Ich bin etwas enttäuscht, schaue auf die Uhr und gehe zurück, mein Zug kommt bald. Ich gehe vorbei an ehemailgen Bahnbetriebsgebäuden, in denen sich jetzt ein Einrichtungsstudio befindet, schön hell erleuchtet, modern eingerichtet. Daneben ein Händler für böse getunte Autos. Als ich unter der alten Eisenbahnbrücke hindurchgehe, rauscht gerade ein schneeweisser ICE3 darüber hinweg.

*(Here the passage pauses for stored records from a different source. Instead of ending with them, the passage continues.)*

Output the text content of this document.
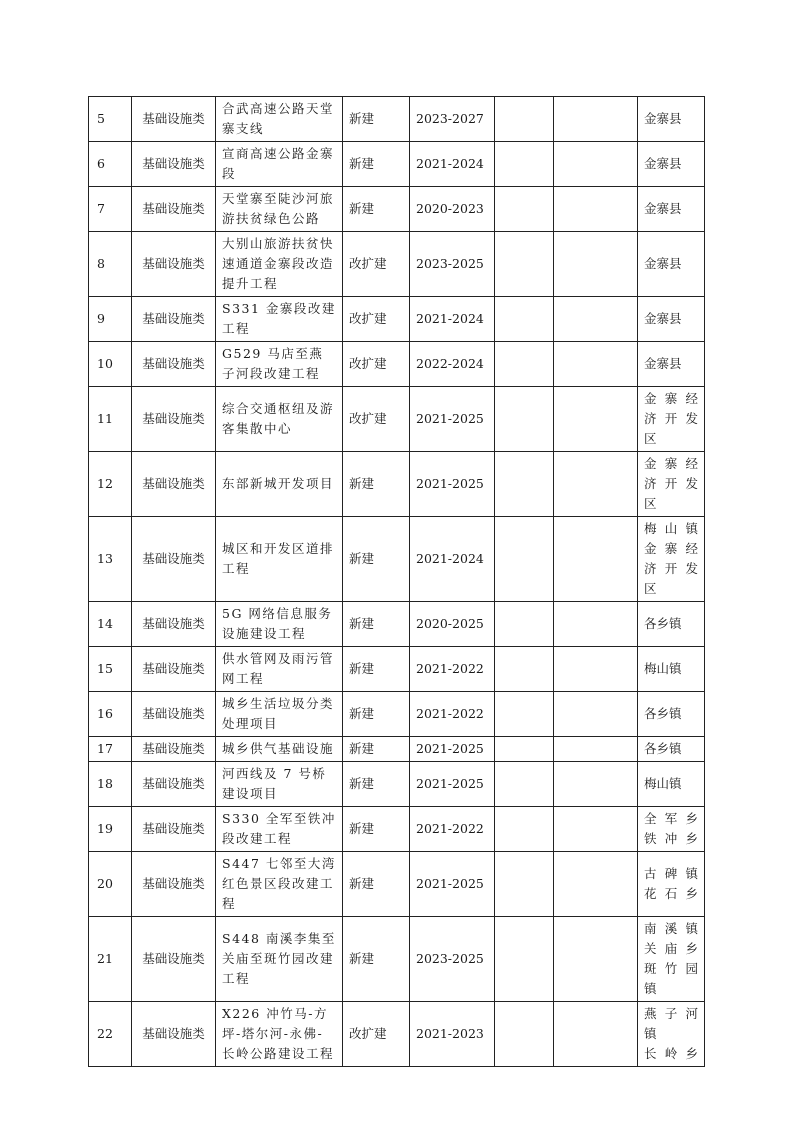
5	基础设施类	合武高速公路天堂寨支线	新建	2023-2027			金寨县

6	基础设施类	宣商高速公路金寨段	新建	2021-2024			金寨县

7	基础设施类	天堂寨至陡沙河旅游扶贫绿色公路	新建	2020-2023			金寨县

8	基础设施类	大别山旅游扶贫快速通道金寨段改造提升工程	改扩建	2023-2025			金寨县

9	基础设施类	S331 金寨段改建工程	改扩建	2021-2024			金寨县

10	基础设施类	G529 马店至燕子河段改建工程	改扩建	2022-2024			金寨县

11	基础设施类	综合交通枢纽及游客集散中心	改扩建	2021-2025			金寨经
济开发
区

12	基础设施类	东部新城开发项目	新建	2021-2025			金寨经
济开发
区

13	基础设施类	城区和开发区道排工程	新建	2021-2024			梅山镇
金寨经
济开发
区

14	基础设施类	5G 网络信息服务设施建设工程	新建	2020-2025			各乡镇

15	基础设施类	供水管网及雨污管网工程	新建	2021-2022			梅山镇

16	基础设施类	城乡生活垃圾分类处理项目	新建	2021-2022			各乡镇

17	基础设施类	城乡供气基础设施	新建	2021-2025			各乡镇

18	基础设施类	河西线及 7 号桥建设项目	新建	2021-2025			梅山镇

19	基础设施类	S330 全军至铁冲段改建工程	新建	2021-2022			全军乡
铁冲乡

20	基础设施类	S447 七邻至大湾红色景区段改建工程	新建	2021-2025			古碑镇
花石乡

21	基础设施类	S448 南溪李集至关庙至斑竹园改建工程	新建	2023-2025			南溪镇
关庙乡
斑竹园
镇

22	基础设施类	X226 冲竹马-方坪-塔尔河-永佛-长岭公路建设工程	改扩建	2021-2023			燕子河
镇
长岭乡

Es bleibt doch noch etwas Zeit, ich gehe in die andere Richtung weiter und mal etwas weg von der großen Straße. Da gibt es sie tatsächlich noch, die verschmierten und verrammelten Häuser, in denen von 10 Klingelschildern nur eines beschriftet ist. Ein Schild, "Eintritt nur für Mitglieder und ab 18 Jahren" fällt mir auf, es hängt am Club der Berliner Boxfreunde e.V. Sehr freundlich.

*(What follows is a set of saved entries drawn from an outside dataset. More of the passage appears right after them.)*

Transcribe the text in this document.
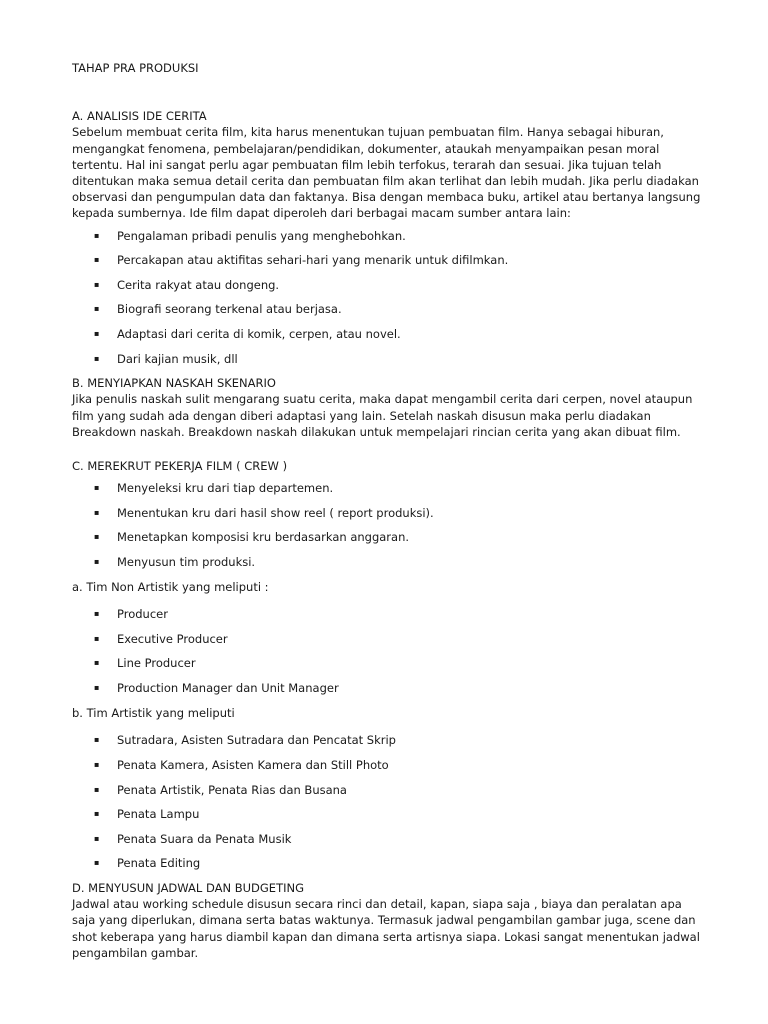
TAHAP PRA PRODUKSI

A. ANALISIS IDE CERITA

Sebelum membuat cerita film, kita harus menentukan tujuan pembuatan film. Hanya sebagai hiburan, mengangkat fenomena, pembelajaran/pendidikan, dokumenter, ataukah menyampaikan pesan moral tertentu. Hal ini sangat perlu agar pembuatan film lebih terfokus, terarah dan sesuai. Jika tujuan telah ditentukan maka semua detail cerita dan pembuatan film akan terlihat dan lebih mudah. Jika perlu diadakan observasi dan pengumpulan data dan faktanya. Bisa dengan membaca buku, artikel atau bertanya langsung kepada sumbernya. Ide film dapat diperoleh dari berbagai macam sumber antara lain:

▪ Pengalaman pribadi penulis yang menghebohkan.
▪ Percakapan atau aktifitas sehari-hari yang menarik untuk difilmkan.
▪ Cerita rakyat atau dongeng.
▪ Biografi seorang terkenal atau berjasa.
▪ Adaptasi dari cerita di komik, cerpen, atau novel.
▪ Dari kajian musik, dll

B. MENYIAPKAN NASKAH SKENARIO

Jika penulis naskah sulit mengarang suatu cerita, maka dapat mengambil cerita dari cerpen, novel ataupun film yang sudah ada dengan diberi adaptasi yang lain. Setelah naskah disusun maka perlu diadakan Breakdown naskah. Breakdown naskah dilakukan untuk mempelajari rincian cerita yang akan dibuat film.

C. MEREKRUT PEKERJA FILM ( CREW )

▪ Menyeleksi kru dari tiap departemen.
▪ Menentukan kru dari hasil show reel ( report produksi).
▪ Menetapkan komposisi kru berdasarkan anggaran.
▪ Menyusun tim produksi.

a. Tim Non Artistik yang meliputi :

▪ Producer
▪ Executive Producer
▪ Line Producer
▪ Production Manager dan Unit Manager

b. Tim Artistik yang meliputi

▪ Sutradara, Asisten Sutradara dan Pencatat Skrip
▪ Penata Kamera, Asisten Kamera dan Still Photo
▪ Penata Artistik, Penata Rias dan Busana
▪ Penata Lampu
▪ Penata Suara da Penata Musik
▪ Penata Editing

D. MENYUSUN JADWAL DAN BUDGETING

Jadwal atau working schedule disusun secara rinci dan detail, kapan, siapa saja , biaya dan peralatan apa saja yang diperlukan, dimana serta batas waktunya. Termasuk jadwal pengambilan gambar juga, scene dan shot keberapa yang harus diambil kapan dan dimana serta artisnya siapa. Lokasi sangat menentukan jadwal pengambilan gambar.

Jetzt ist es aber wirklich höchste Zeit. Ich packe meine Sachen zusammen, Christian fährt mich zum Bahnhof und ich setze mich in einen fast leeren ICE nach Braunschweig. Eine Gruppe sektbeschwippster Mitvierzigerinnen lässt mich meinen MP3-Playen benutzen und irgendwie passend spielt der Zufallsgenerator "Geile Zeit" von Juli. Und während ich langsam beschleunigend Berlin verlasse beginne ich diesen Essay zu schreiben und überlege mir, was ich damit aussagen möchte. Wahrscheinlich frage ich mich einfach, in welchen Ruinen meine Kinder und Enkelkinder einmal herumsuchen werden. Und für mich persönlich die Erkenntnis, das man die Vergangenheit manchmal nicht so ganz objektiv sieht wie man es eigentlich möchte. Und da ist es ganz gut das nicht alles schön gesandstrahlt und erleuchtet ist, sondern manches einfach unbehandelt und objektiv einfach nur da steht.